The multidisciplinary approach to the treatment of endometriosis never will be introduced and the real root cause will never be found until we are able to leave behind the old-fashioned views of endometriosis being just a gynaecologic condition treatable with HRTs. Because of these facts, there is a huge demand for education and awareness. As a physician, I consider the education of patients inevitable, but the education of physicians and medical staff is at least as important as the former.
Endometriosis can affect every aspect of life therefore the patient-oriented view can be the only proper solution. The delay of diagnosis, the improper laparoscopic technics, the lack of education and improvement lead to patients creating their own online support groups on social media and doing self-education, and in most cases, they can be more up-to-date than the primer health care providers.
These online support groups can play an important role in sharing experiences but may have a negative side as well. Patients and doctors are being separated from each other, thus creating a „hole” in the medical system, and this can lead to mistrust between patients and doctors.

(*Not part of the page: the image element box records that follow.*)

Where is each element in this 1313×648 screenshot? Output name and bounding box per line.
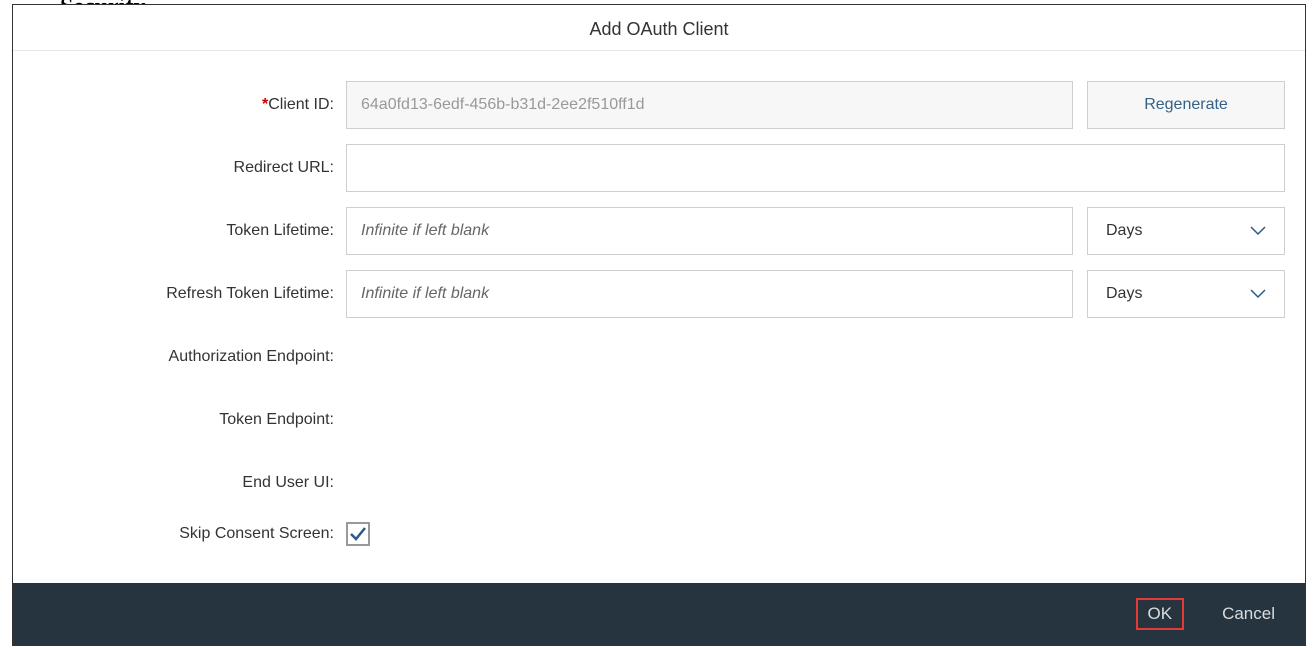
dialog-title: Add OAuth Client bbox=[13, 19, 1305, 40]
redirect-url-field[interactable] bbox=[346, 144, 1285, 192]
regenerate-button[interactable]: Regenerate bbox=[1087, 81, 1285, 129]
label-skip-consent: Skip Consent Screen: bbox=[33, 525, 346, 543]
token-lifetime-field[interactable] bbox=[346, 207, 1073, 255]
chevron-down-icon bbox=[1250, 226, 1266, 236]
row-refresh-token-lifetime: Refresh Token Lifetime: Days bbox=[33, 270, 1285, 318]
client-id-field[interactable] bbox=[346, 81, 1073, 129]
label-client-id: *Client ID: bbox=[33, 96, 346, 114]
row-token-endpoint: Token Endpoint: bbox=[33, 396, 1285, 444]
row-authorization-endpoint: Authorization Endpoint: bbox=[33, 333, 1285, 381]
label-token-endpoint: Token Endpoint: bbox=[33, 411, 346, 429]
add-oauth-client-dialog: Add OAuth Client *Client ID: Regenerate … bbox=[12, 4, 1306, 646]
label-redirect-url: Redirect URL: bbox=[33, 159, 346, 177]
label-token-lifetime: Token Lifetime: bbox=[33, 222, 346, 240]
chevron-down-icon bbox=[1250, 289, 1266, 299]
label-refresh-token-lifetime: Refresh Token Lifetime: bbox=[33, 285, 346, 303]
refresh-token-lifetime-unit-select[interactable]: Days bbox=[1087, 270, 1285, 318]
token-lifetime-unit-select[interactable]: Days bbox=[1087, 207, 1285, 255]
refresh-token-lifetime-field[interactable] bbox=[346, 270, 1073, 318]
dialog-body: *Client ID: Regenerate Redirect URL: Tok… bbox=[13, 51, 1305, 583]
label-end-user-ui: End User UI: bbox=[33, 474, 346, 492]
ok-button[interactable]: OK bbox=[1136, 598, 1185, 630]
dialog-footer: OK Cancel bbox=[13, 583, 1305, 645]
row-redirect-url: Redirect URL: bbox=[33, 144, 1285, 192]
checkmark-icon bbox=[349, 525, 367, 543]
row-end-user-ui: End User UI: bbox=[33, 459, 1285, 507]
row-token-lifetime: Token Lifetime: Days bbox=[33, 207, 1285, 255]
token-lifetime-unit-label: Days bbox=[1106, 222, 1142, 240]
row-client-id: *Client ID: Regenerate bbox=[33, 81, 1285, 129]
skip-consent-checkbox[interactable] bbox=[346, 522, 370, 546]
cancel-button[interactable]: Cancel bbox=[1212, 598, 1285, 630]
label-authorization-endpoint: Authorization Endpoint: bbox=[33, 348, 346, 366]
refresh-token-lifetime-unit-label: Days bbox=[1106, 285, 1142, 303]
row-skip-consent: Skip Consent Screen: bbox=[33, 522, 1285, 546]
dialog-header: Add OAuth Client bbox=[13, 5, 1305, 51]
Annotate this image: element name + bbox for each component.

Having been familiar with endometriosis both as a patient and a doctor for years, I have created MedicBees® and Endomedic® for several purposes. On the one hand I would like to share my personal and professional experiences and on the other hand I intend to promote the establishment of a new interdisciplinary approach. It would be highly important if patients and doctors could meet again and they could share information and knowledge in this new interdisciplinary view.